The Advanced Resource Connector (ARC) is developed by the NorduGrid collaboration and associated projects since 2001. It features a decentralized architecture, leading to high efficiency, low maintenance costs and robust performance. It is highly portable and is available for all major Linux flavours. This in turn allows a decentralized deployment of ARC in over 60 sites, with over 20.000 cores. In particular, ARC is adopted by the NDGF (Nordic DataGrid Facility) to support the world’s only distributed heterogeneous Tier1 center. Currently, the next generation of ARC is under development, which minimizes dependencies on third-party components, improves extensibility, interoperability and allows portability to non-Linux platforms.

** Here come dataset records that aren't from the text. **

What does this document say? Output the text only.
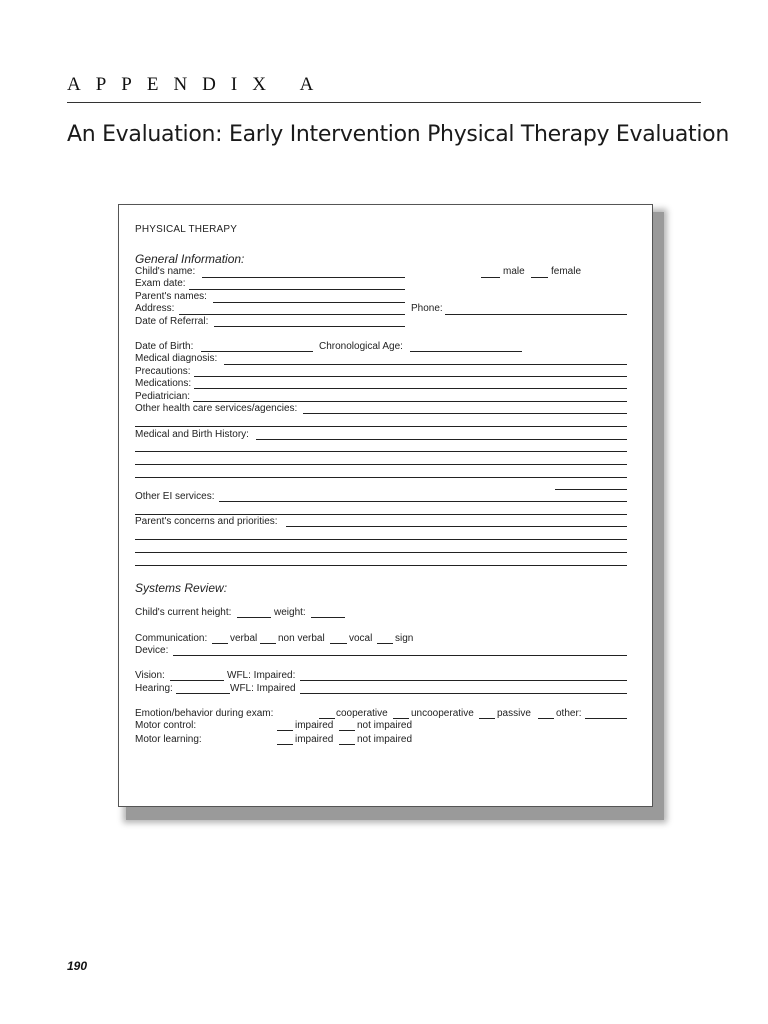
APPENDIX A
An Evaluation: Early Intervention Physical Therapy Evaluation
PHYSICAL THERAPY
General Information:
Child's name:	male	female
Exam date:
Parent's names:
Address:	Phone:
Date of Referral:
Date of Birth:	Chronological Age:
Medical diagnosis:
Precautions:
Medications:
Pediatrician:
Other health care services/agencies:
Medical and Birth History:
Other EI services:
Parent's concerns and priorities:
Systems Review:
Child's current height:	weight:
Communication: verbal non verbal vocal sign
Device:
Vision:	WFL: Impaired:
Hearing:	WFL: Impaired
Emotion/behavior during exam:	cooperative uncooperative passive	other:
Motor control:	impaired not impaired
Motor learning:	impaired not impaired
190
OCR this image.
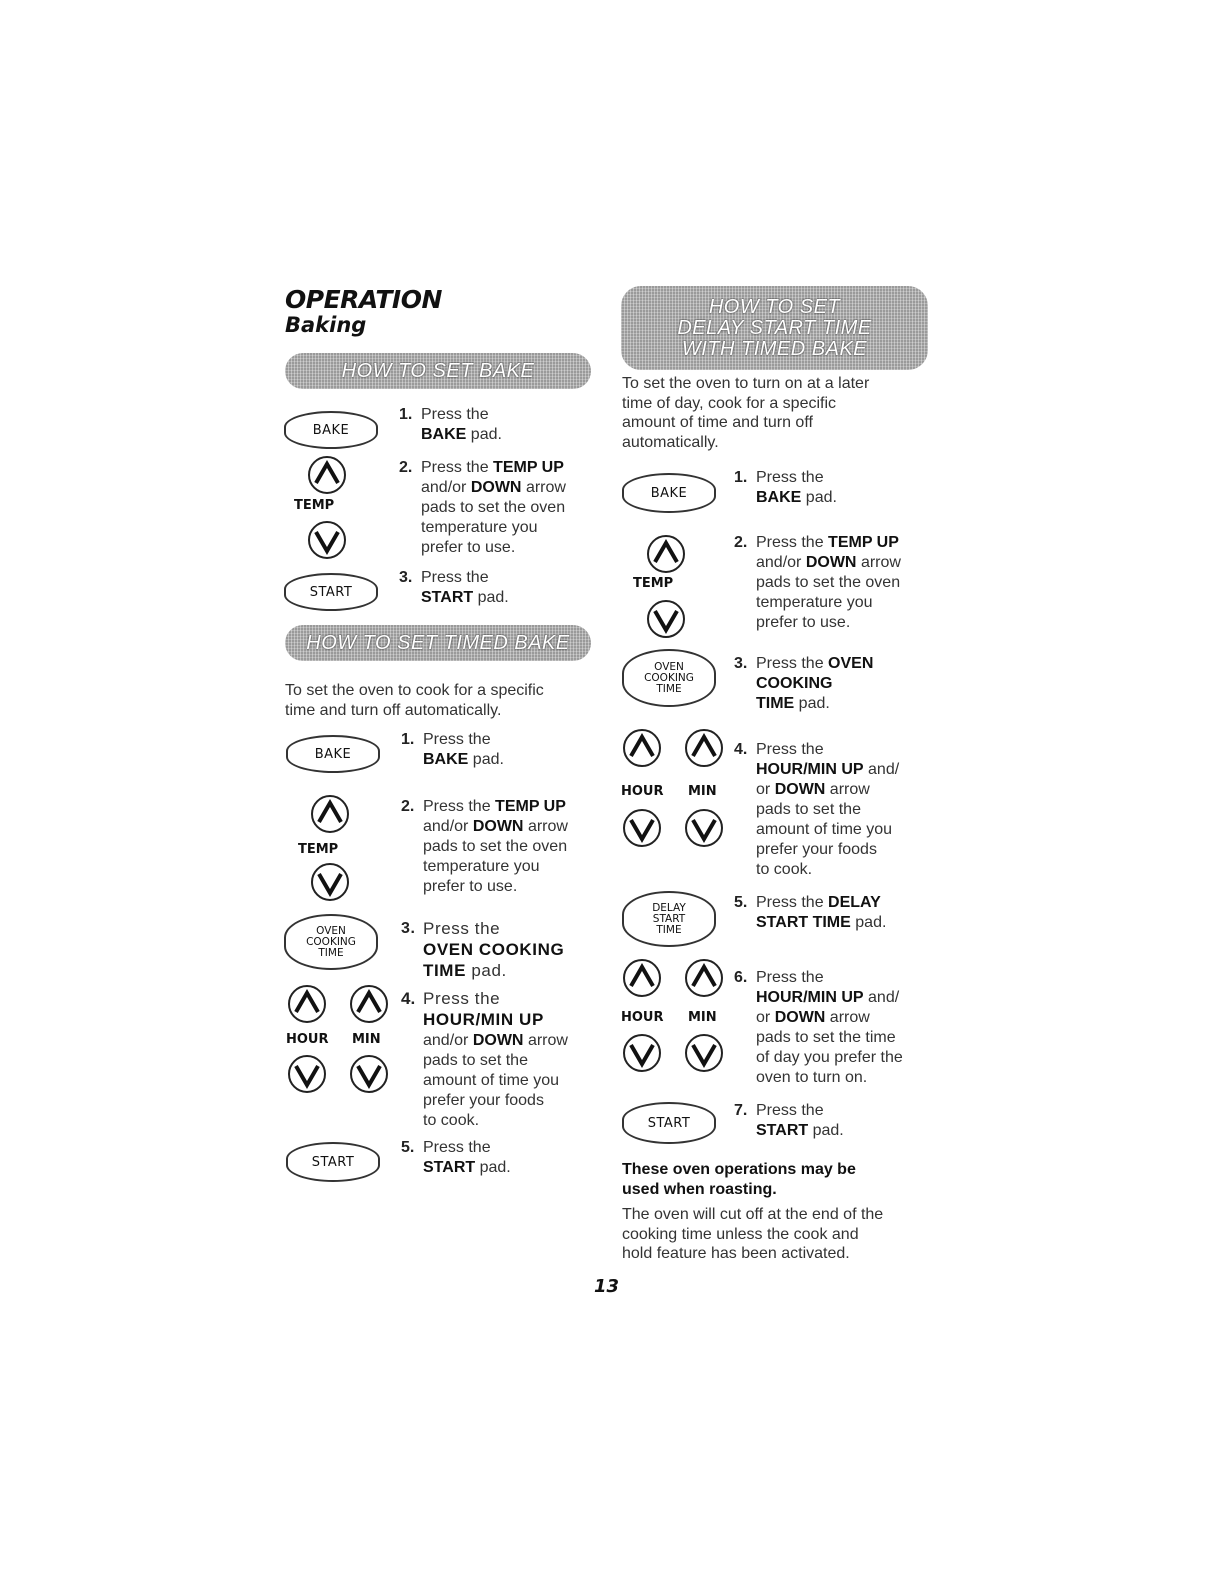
OPERATION
Baking
HOW TO SET BAKE
BAKE
1. Press the
BAKE pad.
TEMP
2. Press the TEMP UP
and/or DOWN arrow
pads to set the oven
temperature you
prefer to use.
START
3. Press the
START pad.
HOW TO SET TIMED BAKE
To set the oven to cook for a specific
time and turn off automatically.
BAKE
1. Press the
BAKE pad.
TEMP
2. Press the TEMP UP
and/or DOWN arrow
pads to set the oven
temperature you
prefer to use.
OVEN
COOKING
TIME
3. Press the
OVEN COOKING
TIME pad.
HOUR MIN
4. Press the
HOUR/MIN UP
and/or DOWN arrow
pads to set the
amount of time you
prefer your foods
to cook.
START
5. Press the
START pad.
HOW TO SET
DELAY START TIME
WITH TIMED BAKE
To set the oven to turn on at a later
time of day, cook for a specific
amount of time and turn off
automatically.
BAKE
1. Press the
BAKE pad.
TEMP
2. Press the TEMP UP
and/or DOWN arrow
pads to set the oven
temperature you
prefer to use.
OVEN
COOKING
TIME
3. Press the OVEN
COOKING
TIME pad.
HOUR MIN
4. Press the
HOUR/MIN UP and/
or DOWN arrow
pads to set the
amount of time you
prefer your foods
to cook.
DELAY
START
TIME
5. Press the DELAY
START TIME pad.
HOUR MIN
6. Press the
HOUR/MIN UP and/
or DOWN arrow
pads to set the time
of day you prefer the
oven to turn on.
START
7. Press the
START pad.
These oven operations may be
used when roasting.
The oven will cut off at the end of the
cooking time unless the cook and
hold feature has been activated.
13
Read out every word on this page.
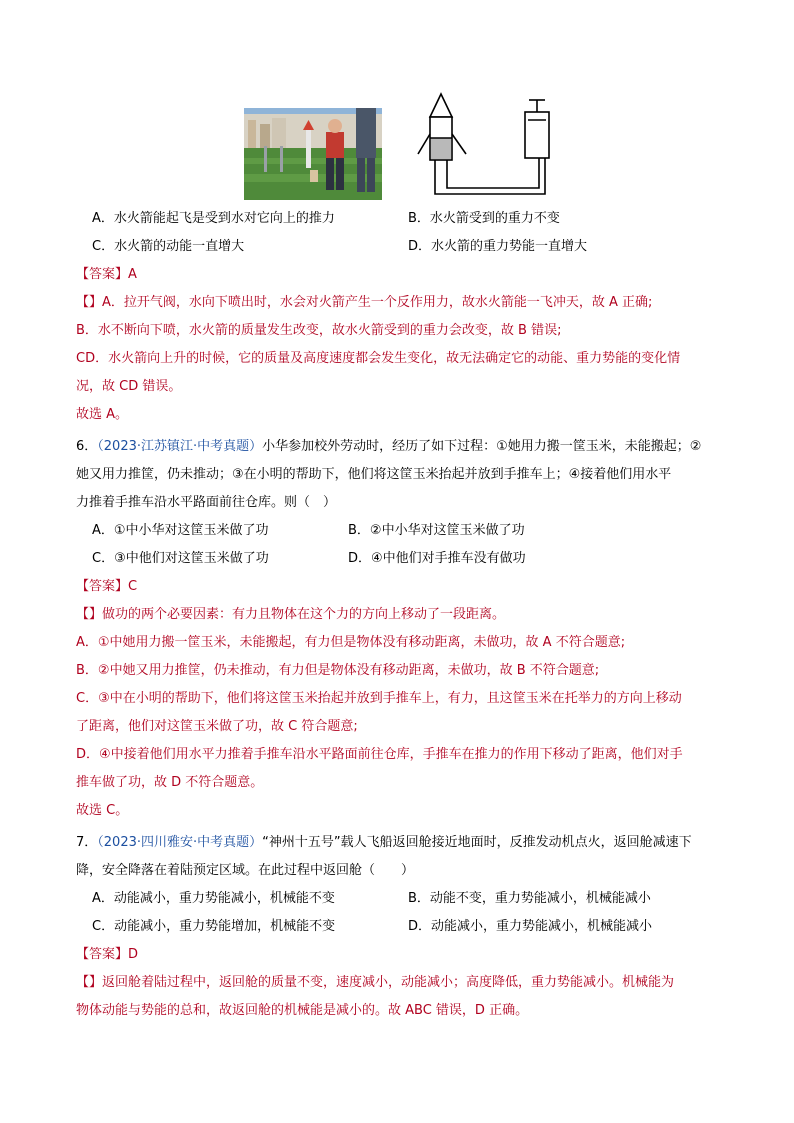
A．水火箭能起飞是受到水对它向上的推力	B．水火箭受到的重力不变
C．水火箭的动能一直增大	D．水火箭的重力势能一直增大
【答案】A
【】A．拉开气阀，水向下喷出时，水会对火箭产生一个反作用力，故水火箭能一飞冲天，故 A 正确;
B．水不断向下喷，水火箭的质量发生改变，故水火箭受到的重力会改变，故 B 错误;
CD．水火箭向上升的时候，它的质量及高度速度都会发生变化，故无法确定它的动能、重力势能的变化情
况，故 CD 错误。
故选 A。
6．（2023·江苏镇江·中考真题）小华参加校外劳动时，经历了如下过程：①她用力搬一筐玉米，未能搬起；②
她又用力推筐，仍未推动；③在小明的帮助下，他们将这筐玉米抬起并放到手推车上；④接着他们用水平
力推着手推车沿水平路面前往仓库。则（　）
A．①中小华对这筐玉米做了功	B．②中小华对这筐玉米做了功
C．③中他们对这筐玉米做了功	D．④中他们对手推车没有做功
【答案】C
【】做功的两个必要因素：有力且物体在这个力的方向上移动了一段距离。
A．①中她用力搬一筐玉米，未能搬起，有力但是物体没有移动距离，未做功，故 A 不符合题意;
B．②中她又用力推筐，仍未推动，有力但是物体没有移动距离，未做功，故 B 不符合题意;
C．③中在小明的帮助下，他们将这筐玉米抬起并放到手推车上，有力，且这筐玉米在托举力的方向上移动
了距离，他们对这筐玉米做了功，故 C 符合题意;
D．④中接着他们用水平力推着手推车沿水平路面前往仓库，手推车在推力的作用下移动了距离，他们对手
推车做了功，故 D 不符合题意。
故选 C。
7．（2023·四川雅安·中考真题）“神州十五号”载人飞船返回舱接近地面时，反推发动机点火，返回舱减速下
降，安全降落在着陆预定区域。在此过程中返回舱（　　）
A．动能减小，重力势能减小，机械能不变	B．动能不变，重力势能减小，机械能减小
C．动能减小，重力势能增加，机械能不变	D．动能减小，重力势能减小，机械能减小
【答案】D
【】返回舱着陆过程中，返回舱的质量不变，速度减小，动能减小；高度降低，重力势能减小。机械能为
物体动能与势能的总和，故返回舱的机械能是减小的。故 ABC 错误，D 正确。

gLite services are the result of a truly pan-European development effort made by the EDG-EGEE project series started in 2001 and co-financed by EC via competitive bids. They are currently deployed in about 250 sites distributed in all EU countries and provide a general, unified and robust access service to ~50.000 compute nodes (largely commodity clusters with some HPC systems) and to very large (>15 PB) distributed storage systems. The gLite middleware consists of an integrated set of components compliant with open standards and covering all the aspects of the Grid infrastructure. It is developed for the Scientific Linux environment, but extensive effort is recently provided to make it operating system independent. The gLite environment is tightly coupled with the ETICS build and test system (also funded by the EC), which provides an automated environment for the integration and validation of new components and their new versions.

UNICORE has a traditional HPC background (since 10 years) and is open source since 2004 (http://www.unicore.eu). It is used in HPC-related infrastructures like DEISA (serving a similar amount of CPUs as in EGEE but concentrated on a few powerful supercomputers) and in the future PRACE (European PetaFlop/s Supercomputers), but also in non-HPC-focused NGIs like D-Grid and some Swiss SwiNG projects. UNICORE is characterized by its open, extensible, lean, and interoperable Web services architecture which supports many open standards, providing a seamless, secure and intuitive access to Grid resources. UNICORE comes with a strong focus on workflow capabilities, security, application support and ease of installation and configuration.